JERA Americas and Zenobē Americas will jointly discuss the development of battery storage projects in New York State and New England, including stand-alone storage and co-located with renewable energy sources, to support the expansion of renewable energy deployment. The two companies will conduct a study on the applicability of the large-scale battery business including JERA Americas’ facilities in these regions and other areas.
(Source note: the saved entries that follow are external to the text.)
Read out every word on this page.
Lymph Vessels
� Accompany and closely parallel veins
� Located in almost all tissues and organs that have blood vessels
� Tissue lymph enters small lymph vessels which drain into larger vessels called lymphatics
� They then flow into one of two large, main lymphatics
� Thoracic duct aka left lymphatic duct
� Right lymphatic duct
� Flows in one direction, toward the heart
Making use of existing infrastructure around large legacy power plants to enable the integration of renewables and battery infrastructure is an interesting model and could be a key pathway to accelerate decarbonization around the world. For example, in South Africa, Eskom is planning to decommission almost 30 GW of its old coal power fleet in the next couple of decades. This is a model that has also been discussed in South Africa, where existing infrastructure and the vast land around some of those sites could be repurposed to enable the integration of renewables and battery storage. Zimbabwe’s aging small thermal power plants also come to mind and using the infrastructure to incorporate battery storage as well as large PV plants where space may allow such as near Munyati power station should be explored.